CHAPTER XX. THE STRUGGLE FOR COMMERCIAL INDEPENDENCE

FIGHTING ON THE FRONTIER, 1814. - Better officers were now put in command on the New York frontier, and during 1814 our troops under Jacob Brown and Winfield Scott captured Fort Erie and won the battles of Chippewa and Lundys Lane. But in the end the British drove our army out of Canada.

Further eastward the British gathered a fleet on Lake Champlain and sent an army to attack Plattsburg, but Thomas Macdonough utterly destroyed the fleet in Plattsburg Bay, and the army was repulsed.

FIGHTING ALONG THE SEABOARD. - During 1812 and 1813 the British did little more than blockade our coast from Rhode Island to New Orleans, leaving all the east coast of New England unmolested. [17] But in 1814 the entire coast was blockaded, the eastern part of Maine was seized and occupied, and Stonington in Connecticut was bombarded.

WASHINGTON AND BALTIMORE ATTACKED. - A fleet entered Chesapeake Bay and landed an army which marched to Washington, burned the Capitol, the President's house, the Treasury Building, and other public buildings, [18] and with the aid of the fleet made a vain attack on Baltimore.

It was during the bombardment of a fort near Baltimore that Francis Scott Key, temporarily a prisoner with the British, wrote The Star-spangled Banner.

FIGHTING ALONG THE GULF COAST. - After the repulse at Baltimore the British army was carried to the island of Jamaica to join a great expedition fitting out for an attack on New Orleans. It was November before the fleet bearing the army set sail, and December when the troops landed on the southeast coast of Louisiana and started for the Mississippi. On the banks of that river, a few miles below New Orleans, they met our forces under General Andrew Jackson drawn up behind a line of rude intrenchments, attacked them on the 8th of January, 1815, and were badly beaten.

THE SEA FIGHTS. - The victories won by the army were indeed important, but those by the navy were more glorious still. In years before the war British captains laughed at our little navy and called our ships "fir- built things with a bit of striped bunting at their mastheads." These fir- built things now inflicted on the British navy a series of defeats such as it had never before suffered from any nation.

Before the end of 1812 the frigate Constitution, "Old Ironsides" as she is still popularly called, [19] beat the Guerrière (gar-e-ar') so badly that she could not be brought to port; the little sloop Wasp almost shot to pieces the British sloop Frolic ; [20] the frigate United States brought the Macedonian in triumph to Newport (R.I.); [21] and the Constitution made a wreck of the Java.

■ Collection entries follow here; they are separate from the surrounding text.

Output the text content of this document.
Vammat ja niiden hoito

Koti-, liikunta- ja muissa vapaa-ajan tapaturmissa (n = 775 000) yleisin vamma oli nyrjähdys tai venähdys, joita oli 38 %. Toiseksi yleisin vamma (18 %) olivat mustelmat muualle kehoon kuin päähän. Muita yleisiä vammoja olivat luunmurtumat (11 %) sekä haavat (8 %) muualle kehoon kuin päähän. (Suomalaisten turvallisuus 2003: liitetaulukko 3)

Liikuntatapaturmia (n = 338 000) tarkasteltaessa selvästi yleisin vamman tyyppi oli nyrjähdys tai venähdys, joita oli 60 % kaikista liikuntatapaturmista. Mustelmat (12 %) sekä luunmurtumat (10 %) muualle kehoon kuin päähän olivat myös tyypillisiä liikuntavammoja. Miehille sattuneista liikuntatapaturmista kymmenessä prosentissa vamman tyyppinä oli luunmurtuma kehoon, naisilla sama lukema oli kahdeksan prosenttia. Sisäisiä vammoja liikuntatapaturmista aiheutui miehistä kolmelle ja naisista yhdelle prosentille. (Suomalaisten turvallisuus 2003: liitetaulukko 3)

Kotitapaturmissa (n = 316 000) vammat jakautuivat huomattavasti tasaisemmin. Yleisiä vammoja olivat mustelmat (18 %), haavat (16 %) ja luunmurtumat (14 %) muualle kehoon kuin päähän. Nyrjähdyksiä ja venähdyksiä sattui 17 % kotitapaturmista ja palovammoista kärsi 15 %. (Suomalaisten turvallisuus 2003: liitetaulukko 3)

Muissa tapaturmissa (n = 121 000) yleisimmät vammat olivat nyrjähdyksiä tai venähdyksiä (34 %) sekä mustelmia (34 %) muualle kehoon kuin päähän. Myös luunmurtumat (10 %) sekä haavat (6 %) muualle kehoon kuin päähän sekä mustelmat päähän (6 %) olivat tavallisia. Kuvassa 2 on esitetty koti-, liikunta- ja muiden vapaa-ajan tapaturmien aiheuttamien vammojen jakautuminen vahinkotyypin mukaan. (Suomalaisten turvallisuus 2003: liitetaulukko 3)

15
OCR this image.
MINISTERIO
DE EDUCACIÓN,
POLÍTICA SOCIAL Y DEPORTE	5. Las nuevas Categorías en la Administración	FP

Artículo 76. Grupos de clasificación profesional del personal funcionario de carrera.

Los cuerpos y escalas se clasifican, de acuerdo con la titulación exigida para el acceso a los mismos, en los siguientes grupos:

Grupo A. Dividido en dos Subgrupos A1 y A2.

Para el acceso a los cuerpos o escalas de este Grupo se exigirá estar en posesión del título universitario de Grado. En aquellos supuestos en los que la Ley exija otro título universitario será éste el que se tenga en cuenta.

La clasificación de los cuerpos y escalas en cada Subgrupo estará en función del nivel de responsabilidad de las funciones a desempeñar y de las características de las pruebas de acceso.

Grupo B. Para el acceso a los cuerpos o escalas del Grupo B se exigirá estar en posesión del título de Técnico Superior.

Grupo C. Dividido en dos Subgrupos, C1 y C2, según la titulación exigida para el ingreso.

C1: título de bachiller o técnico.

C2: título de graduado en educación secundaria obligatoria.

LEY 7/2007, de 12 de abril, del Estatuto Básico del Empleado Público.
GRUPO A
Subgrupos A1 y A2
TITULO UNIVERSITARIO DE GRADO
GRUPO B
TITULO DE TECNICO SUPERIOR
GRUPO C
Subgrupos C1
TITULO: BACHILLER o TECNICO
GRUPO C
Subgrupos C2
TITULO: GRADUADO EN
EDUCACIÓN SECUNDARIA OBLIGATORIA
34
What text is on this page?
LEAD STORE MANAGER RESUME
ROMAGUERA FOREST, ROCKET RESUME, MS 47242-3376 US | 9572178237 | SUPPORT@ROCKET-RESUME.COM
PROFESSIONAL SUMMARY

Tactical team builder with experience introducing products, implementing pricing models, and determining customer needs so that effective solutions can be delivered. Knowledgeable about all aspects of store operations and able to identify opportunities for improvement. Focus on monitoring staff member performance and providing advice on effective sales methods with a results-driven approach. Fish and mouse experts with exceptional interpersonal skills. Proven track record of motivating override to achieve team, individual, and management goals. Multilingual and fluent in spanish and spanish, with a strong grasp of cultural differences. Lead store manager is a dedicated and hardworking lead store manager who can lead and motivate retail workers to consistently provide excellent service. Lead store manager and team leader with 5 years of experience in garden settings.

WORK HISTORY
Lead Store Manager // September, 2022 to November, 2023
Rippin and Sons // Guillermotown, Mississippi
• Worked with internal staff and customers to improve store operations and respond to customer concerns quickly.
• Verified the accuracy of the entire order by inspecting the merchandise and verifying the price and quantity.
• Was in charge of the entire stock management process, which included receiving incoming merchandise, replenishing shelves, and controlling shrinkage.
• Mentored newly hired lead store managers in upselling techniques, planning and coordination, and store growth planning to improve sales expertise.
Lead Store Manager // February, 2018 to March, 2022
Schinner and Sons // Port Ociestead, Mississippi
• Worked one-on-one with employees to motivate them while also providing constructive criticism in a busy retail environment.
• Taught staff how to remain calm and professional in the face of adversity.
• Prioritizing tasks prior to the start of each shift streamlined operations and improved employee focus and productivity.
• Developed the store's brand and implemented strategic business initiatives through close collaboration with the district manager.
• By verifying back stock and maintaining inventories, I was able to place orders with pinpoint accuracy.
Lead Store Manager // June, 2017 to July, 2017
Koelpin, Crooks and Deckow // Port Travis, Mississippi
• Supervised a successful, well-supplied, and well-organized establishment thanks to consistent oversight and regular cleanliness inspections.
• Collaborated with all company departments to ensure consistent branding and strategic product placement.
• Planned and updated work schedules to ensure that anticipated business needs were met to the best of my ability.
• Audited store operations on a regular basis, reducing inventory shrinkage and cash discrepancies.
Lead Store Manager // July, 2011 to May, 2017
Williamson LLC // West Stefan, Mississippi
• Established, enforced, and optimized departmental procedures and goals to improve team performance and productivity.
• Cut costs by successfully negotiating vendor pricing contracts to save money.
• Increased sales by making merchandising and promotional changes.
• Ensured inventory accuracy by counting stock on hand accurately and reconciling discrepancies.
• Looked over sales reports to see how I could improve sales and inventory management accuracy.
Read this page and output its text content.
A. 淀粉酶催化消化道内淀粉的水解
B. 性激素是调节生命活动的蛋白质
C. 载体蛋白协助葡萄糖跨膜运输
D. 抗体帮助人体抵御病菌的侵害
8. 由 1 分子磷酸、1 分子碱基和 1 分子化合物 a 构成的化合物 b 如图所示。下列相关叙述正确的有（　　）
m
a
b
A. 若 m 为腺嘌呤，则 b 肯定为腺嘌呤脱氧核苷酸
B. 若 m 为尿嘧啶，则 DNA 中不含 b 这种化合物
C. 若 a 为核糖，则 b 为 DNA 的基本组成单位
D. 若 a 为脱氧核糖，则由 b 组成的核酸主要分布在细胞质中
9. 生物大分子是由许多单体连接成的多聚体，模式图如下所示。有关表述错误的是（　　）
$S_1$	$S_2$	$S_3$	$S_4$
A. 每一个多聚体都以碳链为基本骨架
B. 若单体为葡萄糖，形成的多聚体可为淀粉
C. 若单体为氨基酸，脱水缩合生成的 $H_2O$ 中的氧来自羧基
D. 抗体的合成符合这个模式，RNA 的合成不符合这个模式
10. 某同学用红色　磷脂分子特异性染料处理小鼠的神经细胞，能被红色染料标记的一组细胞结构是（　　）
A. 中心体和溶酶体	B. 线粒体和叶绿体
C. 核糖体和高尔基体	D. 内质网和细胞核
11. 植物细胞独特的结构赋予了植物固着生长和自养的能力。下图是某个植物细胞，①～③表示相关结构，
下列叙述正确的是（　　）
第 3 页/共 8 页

In 1813 the Hornet, Commander James Lawrence, so riddled the British sloop Peacock that after surrendering she went down carrying with her nine of her own crew and three of the Hornet's. The brigEnterprise, William Burrows in command, fought the British brig Boxer, Captain Blythe, off Portland harbor, Maine. Both commanders were killed, but the Boxer was taken and carried into Portland, where Burrows and Blythe, wrapped in the flags they had so well defended, were buried in the Eastern Cemetery which overlooks the bay.

THE CHESAPEAKE CAPTURED. - But we too met with defeats. When Lawrence returned home with the Hornet, he was given command of the Chesapeake, then fitting out in Boston harbor, and while so engaged was challenged by the commander of the British frigate Shannon to come out and fight. He went, was mortally wounded, and a second time the Chesapeake struck to the British. As Lawrence was carried below he cried out, "Don't give up the ship - keep her guns going - fight her till she sinks"; but the British carried her by boarding.

The brig Argus, while destroying merchantmen off the English coast, was taken by the British brig Pelican. [22]

PEACE. - Quite early in the war Russia tendered her services as mediator and they were accepted by us. Great Britain declined, but offered to treat directly if commissioners were sent to some neutral port. John Quincy Adams, Henry Clay, Albert Gallatin, James A. Bayard, and Jonathan Russell were duly appointed, and late in December, 1814, signed a treaty of peace at Ghent. Nothing was said in it about impressment, search, or orders in council, nor indeed about any of the causes of the war.